Interpretability and explainability of data and machine learning models
https://aix360.res.ibm.com/
Apache License 2.0
1.62k stars 308 forks source link

Questions about the results obtained by XAI method #167

Open 9527-ly opened 2 years ago

9527-ly commented 2 years ago

I found a strange phenomenon. For the same model, the same training sample and test sample, other operations are identical. Theoretically, the values obtained by using the XAI method (like Saliency) to evaluate the interpretability of the model should be the same. However, I retrained a new model, and the interpretability values obtained are completely different from those obtained from the previous model. Does anyone know why this happens? The interpretability value is completely unstable, and the results cannot be reproduced.
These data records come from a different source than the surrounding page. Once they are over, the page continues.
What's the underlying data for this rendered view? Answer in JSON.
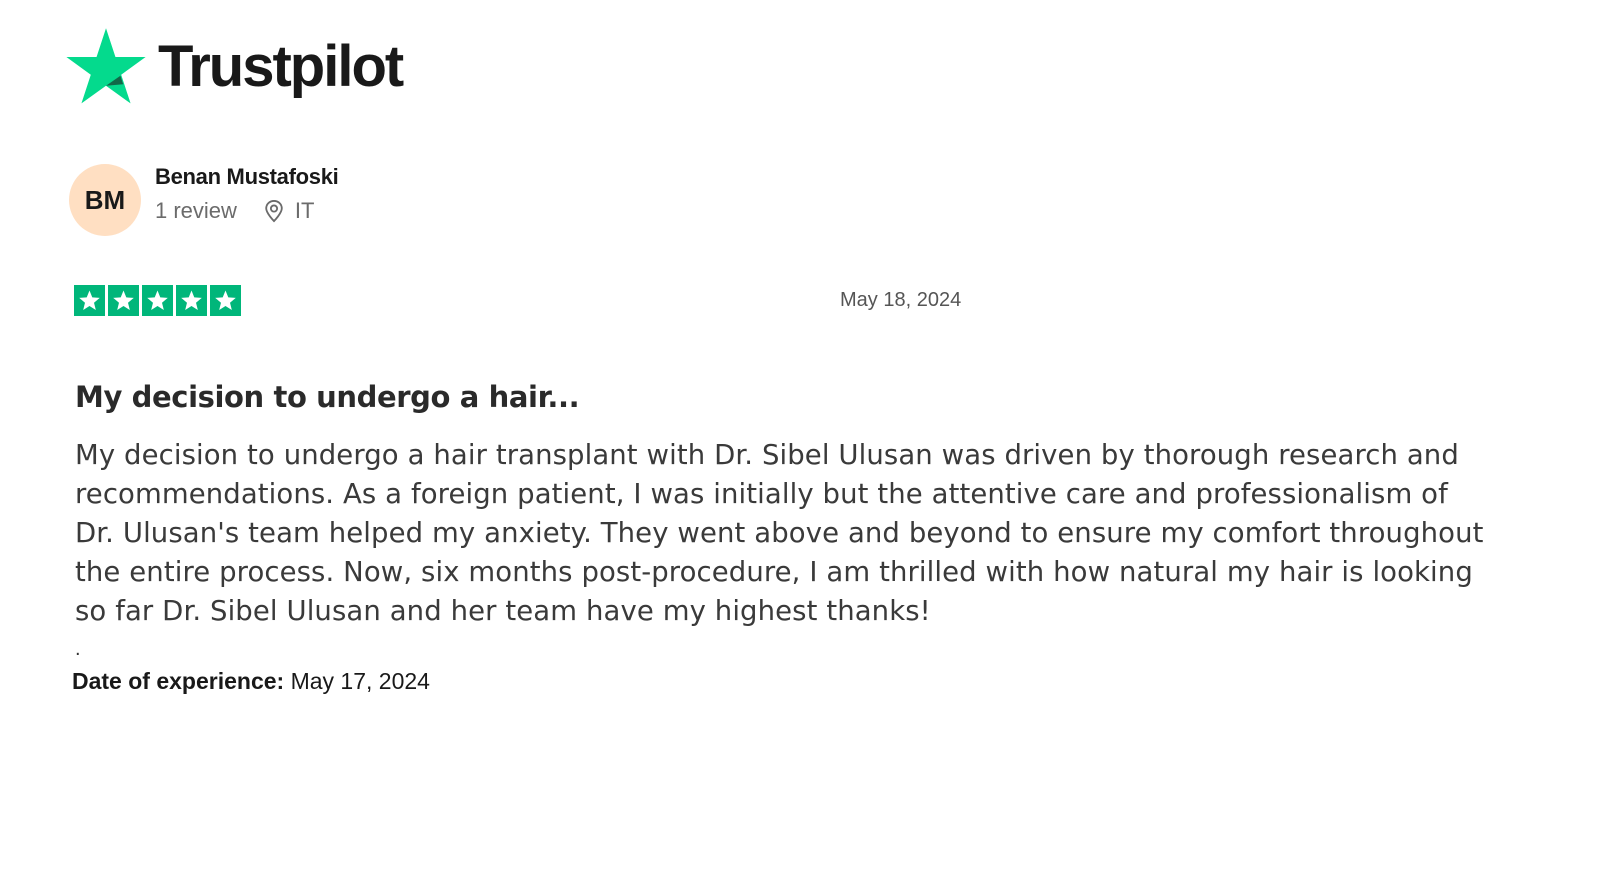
{
  "brand": {
    "name": "Trustpilot",
    "star_color": "#00b67a",
    "logo_star_color": "#04da8d"
  },
  "reviewer": {
    "initials": "BM",
    "name": "Benan Mustafoski",
    "review_count": "1 review",
    "country": "IT",
    "avatar_color": "#ffdfc2",
    "location_icon": "location-pin-icon"
  },
  "review": {
    "rating": 5,
    "rating_max": 5,
    "date": "May 18, 2024",
    "title": "My decision to undergo a hair...",
    "body": "My decision to undergo a hair transplant with Dr. Sibel Ulusan was driven by thorough research and recommendations. As a foreign patient, I was initially but the attentive care and professionalism of Dr. Ulusan's team helped my anxiety. They went above and beyond to ensure my comfort throughout the entire process. Now, six months post-procedure, I am thrilled with how natural my hair is looking so far Dr. Sibel Ulusan and her team have my highest thanks!",
    "trailing_mark": ".",
    "experience_label": "Date of experience:",
    "experience_date": "May 17, 2024"
  }
}
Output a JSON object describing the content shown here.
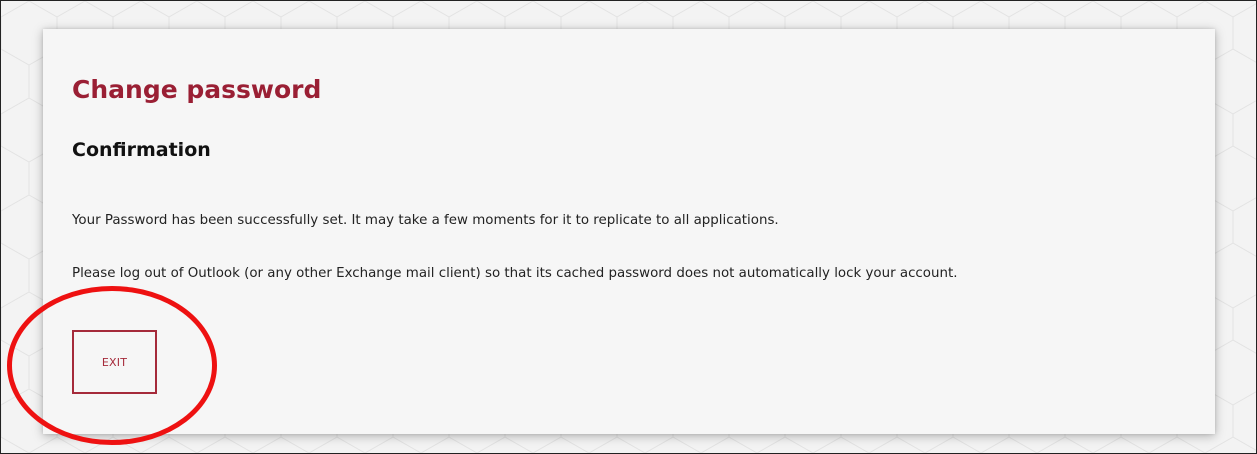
{
  "page": {
    "title": "Change password",
    "subtitle": "Confirmation",
    "messages": [
      "Your Password has been successfully set. It may take a few moments for it to replicate to all applications.",
      "Please log out of Outlook (or any other Exchange mail client) so that its cached password does not automatically lock your account."
    ],
    "exit_button_label": "EXIT"
  },
  "colors": {
    "title": "#9a1f34",
    "button_border": "#a52a3a",
    "card_background": "#f6f6f6",
    "page_background": "#f3f3f3",
    "annotation": "#ee1111"
  },
  "annotation": {
    "shape": "circle",
    "target": "exit-button"
  }
}
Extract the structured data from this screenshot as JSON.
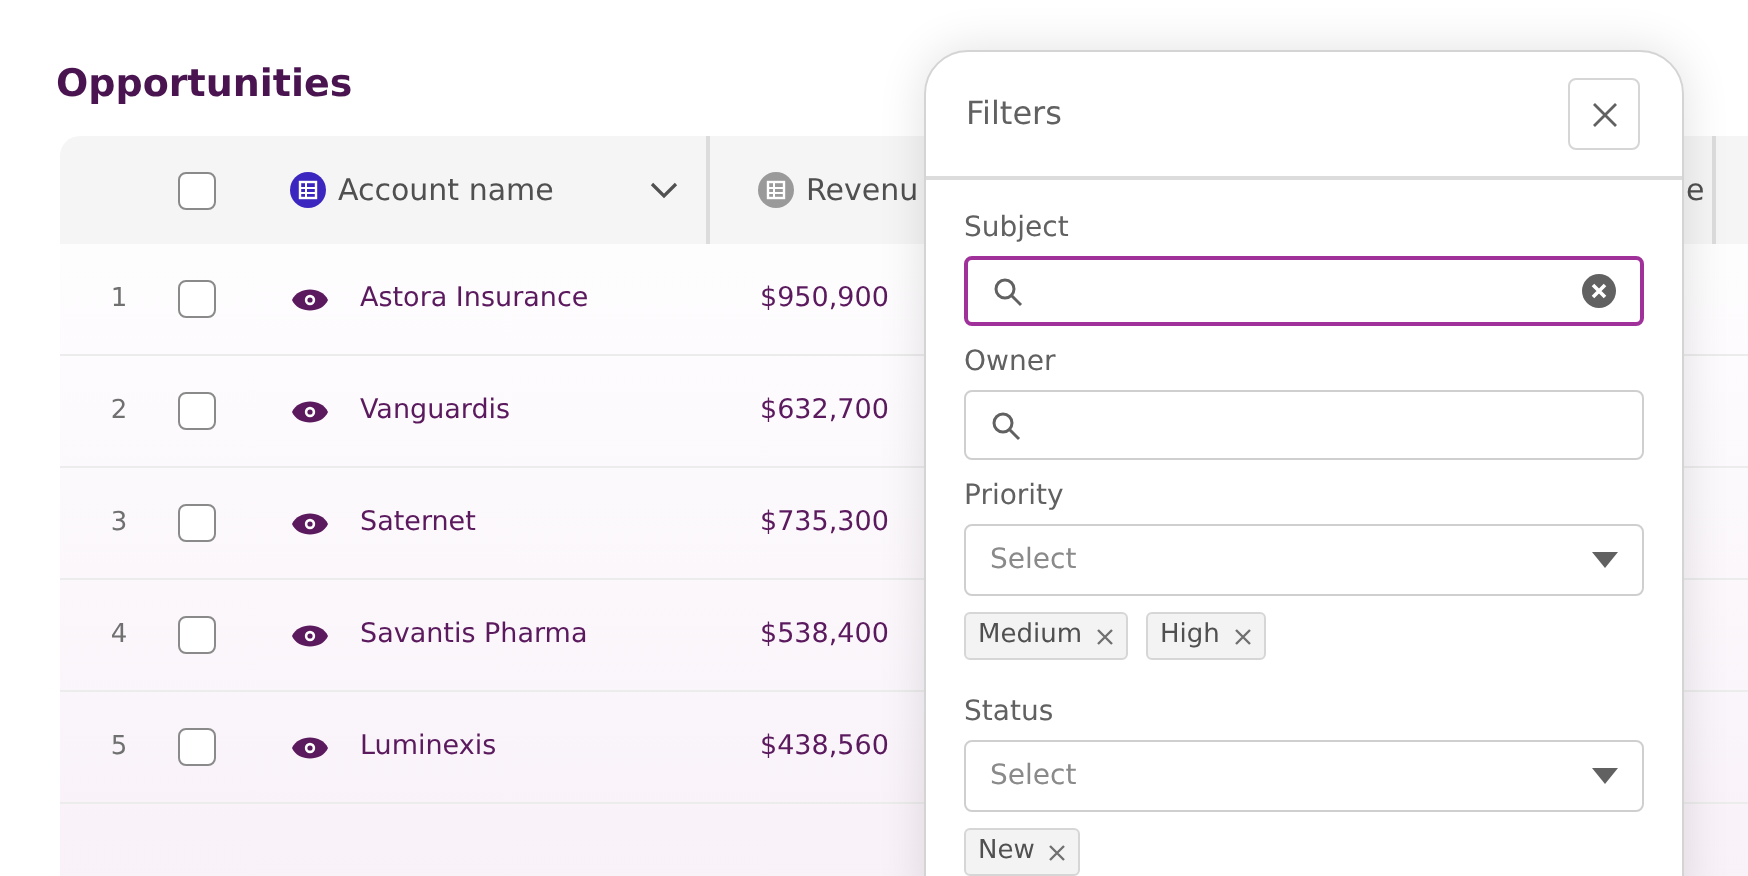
{
  "page": {
    "title": "Opportunities"
  },
  "table": {
    "columns": [
      {
        "label": "Account name",
        "kind": "primary"
      },
      {
        "label": "Revenu",
        "kind": "plain"
      },
      {
        "label": "e",
        "kind": "cut"
      }
    ],
    "header_checkbox": {
      "checked": false
    },
    "rows": [
      {
        "number": "1",
        "checked": false,
        "account": "Astora Insurance",
        "revenue": "$950,900"
      },
      {
        "number": "2",
        "checked": false,
        "account": "Vanguardis",
        "revenue": "$632,700"
      },
      {
        "number": "3",
        "checked": false,
        "account": "Saternet",
        "revenue": "$735,300"
      },
      {
        "number": "4",
        "checked": false,
        "account": "Savantis Pharma",
        "revenue": "$538,400"
      },
      {
        "number": "5",
        "checked": false,
        "account": "Luminexis",
        "revenue": "$438,560"
      }
    ]
  },
  "filters": {
    "title": "Filters",
    "fields": [
      {
        "label": "Subject",
        "kind": "search",
        "focused": true,
        "clearable": true
      },
      {
        "label": "Owner",
        "kind": "search",
        "focused": false,
        "clearable": false
      },
      {
        "label": "Priority",
        "kind": "select",
        "placeholder": "Select",
        "tags": [
          "Medium",
          "High"
        ]
      },
      {
        "label": "Status",
        "kind": "select",
        "placeholder": "Select",
        "tags": [
          "New"
        ]
      }
    ]
  }
}
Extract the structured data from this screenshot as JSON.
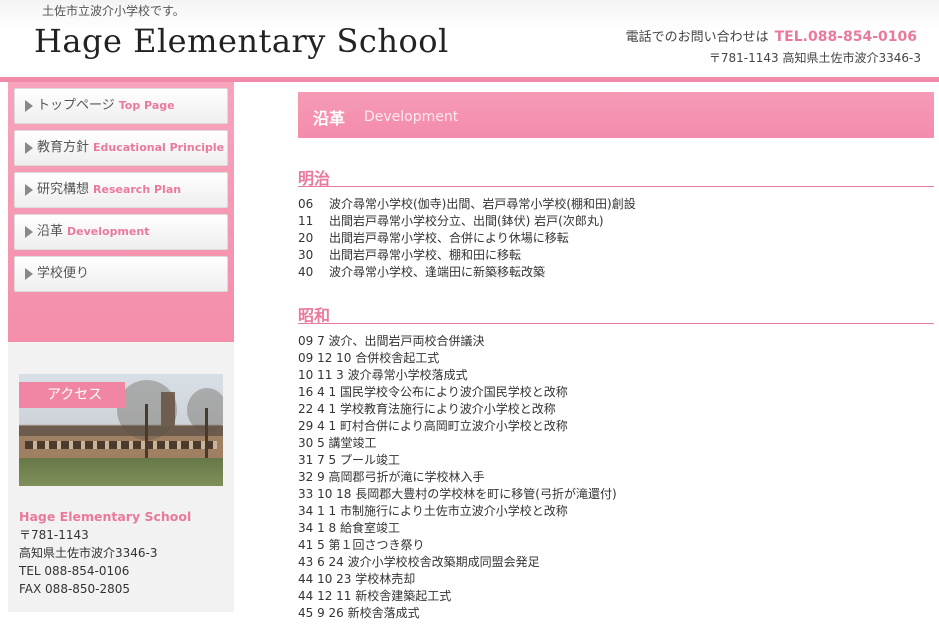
{
  "header": {
    "tagline": "土佐市立波介小学校です。",
    "title": "Hage Elementary School",
    "contact_label": "電話でのお問い合わせは",
    "tel": "TEL.088-854-0106",
    "address": "〒781-1143 高知県土佐市波介3346-3"
  },
  "sidebar": {
    "items": [
      {
        "jp": "トップページ",
        "en": "Top Page"
      },
      {
        "jp": "教育方針",
        "en": "Educational Principle"
      },
      {
        "jp": "研究構想",
        "en": "Research Plan"
      },
      {
        "jp": "沿革",
        "en": "Development"
      },
      {
        "jp": "学校便り",
        "en": ""
      }
    ],
    "access_label": "アクセス",
    "school": {
      "name": "Hage Elementary School",
      "postal": "〒781-1143",
      "address": "高知県土佐市波介3346-3",
      "tel": "TEL 088-854-0106",
      "fax": "FAX 088-850-2805"
    }
  },
  "main": {
    "title_jp": "沿革",
    "title_en": "Development",
    "eras": [
      {
        "name": "明治",
        "events": [
          {
            "date": "06",
            "text": "波介尋常小学校(伽寺)出間、岩戸尋常小学校(棚和田)創設"
          },
          {
            "date": "11",
            "text": "出間岩戸尋常小学校分立、出間(鉢伏) 岩戸(次郎丸)"
          },
          {
            "date": "20",
            "text": "出間岩戸尋常小学校、合併により休場に移転"
          },
          {
            "date": "30",
            "text": "出間岩戸尋常小学校、棚和田に移転"
          },
          {
            "date": "40",
            "text": "波介尋常小学校、逢端田に新築移転改築"
          }
        ]
      },
      {
        "name": "昭和",
        "events": [
          {
            "date": "09 7",
            "text": "波介、出間岩戸両校合併議決"
          },
          {
            "date": "09 12 10",
            "text": "合併校舎起工式"
          },
          {
            "date": "10 11 3",
            "text": "波介尋常小学校落成式"
          },
          {
            "date": "16 4 1",
            "text": "国民学校令公布により波介国民学校と改称"
          },
          {
            "date": "22 4 1",
            "text": "学校教育法施行により波介小学校と改称"
          },
          {
            "date": "29 4 1",
            "text": "町村合併により高岡町立波介小学校と改称"
          },
          {
            "date": "30 5",
            "text": "講堂竣工"
          },
          {
            "date": "31 7 5",
            "text": "プール竣工"
          },
          {
            "date": "32 9",
            "text": "高岡郡弓折が滝に学校林入手"
          },
          {
            "date": "33 10 18",
            "text": "長岡郡大豊村の学校林を町に移管(弓折が滝還付)"
          },
          {
            "date": "34 1 1",
            "text": "市制施行により土佐市立波介小学校と改称"
          },
          {
            "date": "34 1 8",
            "text": "給食室竣工"
          },
          {
            "date": "41 5",
            "text": "第１回さつき祭り"
          },
          {
            "date": "43 6 24",
            "text": "波介小学校校舎改築期成同盟会発足"
          },
          {
            "date": "44 10 23",
            "text": "学校林売却"
          },
          {
            "date": "44 12 11",
            "text": "新校舎建築起工式"
          },
          {
            "date": "45 9 26",
            "text": "新校舎落成式"
          }
        ]
      }
    ]
  },
  "colors": {
    "accent": "#e97a9b",
    "banner": "#f48cab",
    "sidebar_bg": "#f48eab",
    "header_rule": "#f08aa8"
  },
  "icons": [
    "nav-arrow-icon"
  ]
}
Unless I completely save this model after training it, and then reload this parameter, the results will be the same. Does anyone know why

adrida commented 10 months ago

This is a common phenomenon when considering perturbation based XAI methods. In order to estimate the marginal contribution of your input features (pixels in the case of saliency maps), XAI algorithms often perform some sort of sampling in the input space, which can be non-deterministic (especially if a random sampling is done). This is also why explanations obtained using this kind of method needs to be manipulated carefully. What they are really doing is creating a local simple surrogate (linear classifier, small decision tree) to explain one sample, and in order to make sense, this makes the assumption that the decision boundary will be approximated by a simple model.